Siracide
IntroductionSiracide 10
Édition évolutive · en cours de révision · non validée S5 · reformulation contrôlée pour saisir immédiatement le sens discursif · restitution Paraphrase
Un dirigeant sage forme son peuple, et l’intelligence de celui qui gouverne donne de l’ordre à la communauté.
L’exemple du responsable façonne ceux qui travaillent avec lui et finit par marquer tout le peuple.
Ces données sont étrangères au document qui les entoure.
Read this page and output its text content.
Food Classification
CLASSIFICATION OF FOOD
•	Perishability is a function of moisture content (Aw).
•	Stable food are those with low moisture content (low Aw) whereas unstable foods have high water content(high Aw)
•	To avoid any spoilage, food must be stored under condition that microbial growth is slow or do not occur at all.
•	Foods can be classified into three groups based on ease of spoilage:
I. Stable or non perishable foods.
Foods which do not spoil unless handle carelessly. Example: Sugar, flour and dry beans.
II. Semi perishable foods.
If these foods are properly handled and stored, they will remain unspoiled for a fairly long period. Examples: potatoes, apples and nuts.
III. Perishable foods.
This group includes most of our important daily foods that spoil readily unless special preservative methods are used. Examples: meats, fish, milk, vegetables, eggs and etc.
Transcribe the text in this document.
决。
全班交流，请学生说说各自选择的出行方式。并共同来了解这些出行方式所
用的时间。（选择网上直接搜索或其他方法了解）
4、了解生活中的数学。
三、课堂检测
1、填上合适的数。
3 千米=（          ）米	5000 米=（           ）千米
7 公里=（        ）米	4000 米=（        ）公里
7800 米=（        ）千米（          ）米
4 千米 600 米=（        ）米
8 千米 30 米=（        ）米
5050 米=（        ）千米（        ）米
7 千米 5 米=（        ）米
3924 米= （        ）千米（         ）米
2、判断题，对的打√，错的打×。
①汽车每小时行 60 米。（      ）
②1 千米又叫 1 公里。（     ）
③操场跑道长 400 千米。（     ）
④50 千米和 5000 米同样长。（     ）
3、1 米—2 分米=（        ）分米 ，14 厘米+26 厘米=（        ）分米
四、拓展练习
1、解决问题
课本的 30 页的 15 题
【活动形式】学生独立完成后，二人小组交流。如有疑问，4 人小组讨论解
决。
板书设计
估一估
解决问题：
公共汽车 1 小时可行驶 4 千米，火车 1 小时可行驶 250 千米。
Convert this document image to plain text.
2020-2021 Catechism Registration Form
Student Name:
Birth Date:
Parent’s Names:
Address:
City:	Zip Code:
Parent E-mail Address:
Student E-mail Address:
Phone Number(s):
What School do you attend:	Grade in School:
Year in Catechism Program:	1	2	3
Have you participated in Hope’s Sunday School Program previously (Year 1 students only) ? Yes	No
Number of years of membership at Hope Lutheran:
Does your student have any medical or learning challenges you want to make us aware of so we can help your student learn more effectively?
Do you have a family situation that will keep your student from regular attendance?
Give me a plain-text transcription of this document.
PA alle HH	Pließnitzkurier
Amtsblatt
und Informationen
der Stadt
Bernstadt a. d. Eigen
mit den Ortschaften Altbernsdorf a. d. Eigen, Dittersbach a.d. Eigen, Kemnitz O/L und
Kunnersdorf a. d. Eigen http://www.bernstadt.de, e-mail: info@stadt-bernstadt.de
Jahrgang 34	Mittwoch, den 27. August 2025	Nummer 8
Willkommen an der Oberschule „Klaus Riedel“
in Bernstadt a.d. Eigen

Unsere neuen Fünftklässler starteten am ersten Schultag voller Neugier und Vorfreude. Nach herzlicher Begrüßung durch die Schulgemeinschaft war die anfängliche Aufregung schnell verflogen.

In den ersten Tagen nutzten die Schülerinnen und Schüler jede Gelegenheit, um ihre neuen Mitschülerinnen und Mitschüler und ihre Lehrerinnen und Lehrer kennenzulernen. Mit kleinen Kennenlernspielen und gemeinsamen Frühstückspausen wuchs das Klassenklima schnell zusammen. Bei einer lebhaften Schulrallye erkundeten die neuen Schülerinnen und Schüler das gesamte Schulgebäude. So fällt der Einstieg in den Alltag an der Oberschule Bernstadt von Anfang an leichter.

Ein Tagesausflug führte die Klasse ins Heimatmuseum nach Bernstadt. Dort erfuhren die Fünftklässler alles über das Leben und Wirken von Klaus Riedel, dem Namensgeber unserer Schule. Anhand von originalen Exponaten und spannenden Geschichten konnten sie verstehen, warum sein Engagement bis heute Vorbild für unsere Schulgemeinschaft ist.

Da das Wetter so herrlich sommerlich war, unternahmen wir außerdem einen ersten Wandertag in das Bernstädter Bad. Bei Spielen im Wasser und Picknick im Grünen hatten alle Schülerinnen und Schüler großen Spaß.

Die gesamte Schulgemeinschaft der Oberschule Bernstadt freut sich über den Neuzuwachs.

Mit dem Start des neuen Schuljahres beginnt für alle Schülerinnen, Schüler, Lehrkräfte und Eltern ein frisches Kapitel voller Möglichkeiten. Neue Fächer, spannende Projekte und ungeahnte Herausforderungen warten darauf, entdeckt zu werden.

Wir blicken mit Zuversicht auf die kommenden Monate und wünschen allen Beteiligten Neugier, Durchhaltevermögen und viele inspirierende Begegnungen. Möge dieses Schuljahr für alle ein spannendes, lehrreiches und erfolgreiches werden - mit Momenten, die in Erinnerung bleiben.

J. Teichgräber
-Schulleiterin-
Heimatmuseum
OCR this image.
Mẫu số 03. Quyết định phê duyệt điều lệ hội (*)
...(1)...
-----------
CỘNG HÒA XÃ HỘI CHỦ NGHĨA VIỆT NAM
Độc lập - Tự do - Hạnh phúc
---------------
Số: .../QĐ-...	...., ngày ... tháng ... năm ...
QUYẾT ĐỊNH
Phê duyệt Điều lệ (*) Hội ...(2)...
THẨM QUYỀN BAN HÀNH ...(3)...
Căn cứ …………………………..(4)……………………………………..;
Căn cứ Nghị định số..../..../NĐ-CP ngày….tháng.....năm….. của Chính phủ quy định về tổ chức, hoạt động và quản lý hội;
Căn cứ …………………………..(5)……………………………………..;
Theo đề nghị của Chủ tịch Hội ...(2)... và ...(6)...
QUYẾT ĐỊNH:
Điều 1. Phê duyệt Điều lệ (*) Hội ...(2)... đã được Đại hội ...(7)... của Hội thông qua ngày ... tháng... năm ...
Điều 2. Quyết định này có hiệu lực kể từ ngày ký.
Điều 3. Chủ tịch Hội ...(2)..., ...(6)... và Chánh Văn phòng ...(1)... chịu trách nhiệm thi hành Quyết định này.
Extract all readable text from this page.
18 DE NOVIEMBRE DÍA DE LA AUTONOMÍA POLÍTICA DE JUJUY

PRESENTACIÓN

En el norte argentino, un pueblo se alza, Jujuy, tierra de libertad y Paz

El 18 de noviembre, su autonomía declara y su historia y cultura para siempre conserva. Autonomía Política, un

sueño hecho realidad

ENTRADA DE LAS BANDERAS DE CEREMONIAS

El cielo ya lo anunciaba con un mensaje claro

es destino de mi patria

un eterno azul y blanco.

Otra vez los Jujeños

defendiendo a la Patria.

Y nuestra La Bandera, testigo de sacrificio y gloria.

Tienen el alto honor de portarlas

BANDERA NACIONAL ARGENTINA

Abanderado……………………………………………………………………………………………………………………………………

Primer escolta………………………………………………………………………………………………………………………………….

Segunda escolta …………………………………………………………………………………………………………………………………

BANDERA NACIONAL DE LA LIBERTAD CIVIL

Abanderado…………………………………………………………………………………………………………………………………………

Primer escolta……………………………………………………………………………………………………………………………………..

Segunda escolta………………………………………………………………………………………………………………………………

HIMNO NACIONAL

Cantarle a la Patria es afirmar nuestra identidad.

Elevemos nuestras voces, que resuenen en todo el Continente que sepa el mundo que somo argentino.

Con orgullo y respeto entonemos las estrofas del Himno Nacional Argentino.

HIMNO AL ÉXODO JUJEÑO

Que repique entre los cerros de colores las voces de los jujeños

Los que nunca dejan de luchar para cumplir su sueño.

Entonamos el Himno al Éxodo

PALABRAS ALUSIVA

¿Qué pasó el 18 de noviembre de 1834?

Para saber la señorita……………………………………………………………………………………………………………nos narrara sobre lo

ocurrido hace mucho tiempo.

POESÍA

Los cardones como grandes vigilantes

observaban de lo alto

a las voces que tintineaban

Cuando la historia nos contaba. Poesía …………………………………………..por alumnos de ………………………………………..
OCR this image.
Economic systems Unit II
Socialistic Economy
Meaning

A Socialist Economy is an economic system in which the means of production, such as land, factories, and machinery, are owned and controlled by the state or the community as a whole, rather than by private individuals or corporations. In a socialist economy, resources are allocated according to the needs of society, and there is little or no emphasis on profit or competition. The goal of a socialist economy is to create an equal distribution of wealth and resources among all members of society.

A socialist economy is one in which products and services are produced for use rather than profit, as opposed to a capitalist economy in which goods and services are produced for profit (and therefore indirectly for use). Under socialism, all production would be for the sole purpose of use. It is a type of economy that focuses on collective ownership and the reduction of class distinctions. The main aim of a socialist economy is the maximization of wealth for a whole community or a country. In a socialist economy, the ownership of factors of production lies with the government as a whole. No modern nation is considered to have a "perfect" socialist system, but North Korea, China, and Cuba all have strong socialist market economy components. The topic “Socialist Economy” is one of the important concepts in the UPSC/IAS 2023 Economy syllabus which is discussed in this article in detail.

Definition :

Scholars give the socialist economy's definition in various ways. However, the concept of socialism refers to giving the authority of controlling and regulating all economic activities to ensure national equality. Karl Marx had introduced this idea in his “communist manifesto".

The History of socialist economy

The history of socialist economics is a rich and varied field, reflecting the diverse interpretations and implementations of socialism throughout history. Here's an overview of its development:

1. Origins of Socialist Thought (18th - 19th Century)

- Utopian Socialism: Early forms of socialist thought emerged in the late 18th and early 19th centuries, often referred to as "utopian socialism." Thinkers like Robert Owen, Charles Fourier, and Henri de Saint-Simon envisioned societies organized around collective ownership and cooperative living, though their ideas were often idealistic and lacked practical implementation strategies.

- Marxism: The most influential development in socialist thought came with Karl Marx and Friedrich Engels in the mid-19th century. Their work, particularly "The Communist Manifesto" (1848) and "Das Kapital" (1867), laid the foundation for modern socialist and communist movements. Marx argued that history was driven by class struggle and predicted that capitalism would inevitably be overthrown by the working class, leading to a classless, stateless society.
Un roi sans formation peut ruiner son peuple ; des chefs intelligents, eux, donnent stabilité et avenir à la cité.
Le pouvoir terrestre n’est jamais absolu : il demeure sous la main du Seigneur, qui peut établir au moment voulu celui qu’il choisit.
La réussite et l’honneur ne viennent pas seulement de l’effort humain ; même la reconnaissance du scribe dépend finalement du Seigneur.
Ne nourris pas de rancune pour chaque tort subi et ne laisse jamais l’orgueil décider de ta réaction.
L’orgueil est odieux devant Dieu comme devant les hommes, et l’injustice détruit les deux relations.
Les pouvoirs changent de mains lorsque l’injustice, l’arrogance et la corruption finissent par miner un peuple.
Pourquoi l’être humain, fait de poussière et destiné à retourner à la poussière, se gonflerait-il d’orgueil ?
La maladie suffit à rappeler les limites du médecin, et la mort celles du roi : aujourd’hui puissant, demain disparu.
À la mort, le corps de l’homme retourne à la corruption ; aucune grandeur sociale ne l’en protège.
L’orgueil commence lorsque le cœur s’éloigne du Seigneur et oublie qu’il dépend de son Créateur.
Quand l’orgueil s’enracine, il produit d’autres fautes et finit par attirer un renversement complet.
Le Seigneur peut faire tomber les puissants de leur siège et y faire monter des hommes doux et humbles.
Il peut arracher des puissances profondément enracinées et établir à leur place ceux que personne ne considérait.
Même des territoires et des régimes entiers peuvent être renversés lorsque leur fondement devient injuste.
Ce qui paraissait durable peut être desséché, détruit et même disparaître de la mémoire.
L’orgueil et la colère déchaînée ne correspondent pas à la vocation véritable de l’être humain.
La vraie noblesse ne vient pas d’abord de la naissance mais de la crainte du Seigneur ; le mépris moral vient de la transgression volontaire.
Un chef peut recevoir l’honneur parmi ses frères, mais devant Dieu l’honneur véritable appartient à ceux qui le craignent.
La crainte du Seigneur ouvre le cœur à sa faveur ; l’endurcissement conduit dans la direction opposée.
Riche, célèbre ou pauvre, l’homme trouve sa vraie dignité dans la crainte du Seigneur.
Ne méprise jamais un pauvre intelligent et ne rends pas honneur à quelqu’un uniquement parce qu’il possède richesse ou statut.
Les grands de ce monde reçoivent des marques d’honneur, mais devant Dieu aucun rang ne dépasse celui d’un homme qui le craint.
La sagesse peut conduire des hommes libres à servir un serviteur plus compétent qu’eux, et l’homme vraiment instruit sait reconnaître cette supériorité.
Ne joue pas au sage devant les autres et ne te vante pas lorsque les circonstances montrent ta fragilité.
Mieux vaut travailler réellement et avoir de quoi vivre que préserver une apparence prestigieuse tout en manquant du nécessaire.
Mon enfant, garde une juste estime de toi-même avec douceur : l’humilité n’exige pas de nier ta véritable valeur.
Celui qui détruit sa propre vie ne peut réclamer d’être déclaré juste ; celui qui se déshonore lui-même rend difficile l’honneur venu des autres.
Le pauvre peut recevoir l’honneur à cause de son intelligence, tandis que le riche le reçoit souvent à cause de sa richesse.
Si une personne est estimée malgré sa pauvreté, sa valeur apparaît d’autant plus clairement ; si elle est méprisée malgré sa richesse, l’argent ne pourra pas cacher ce manque.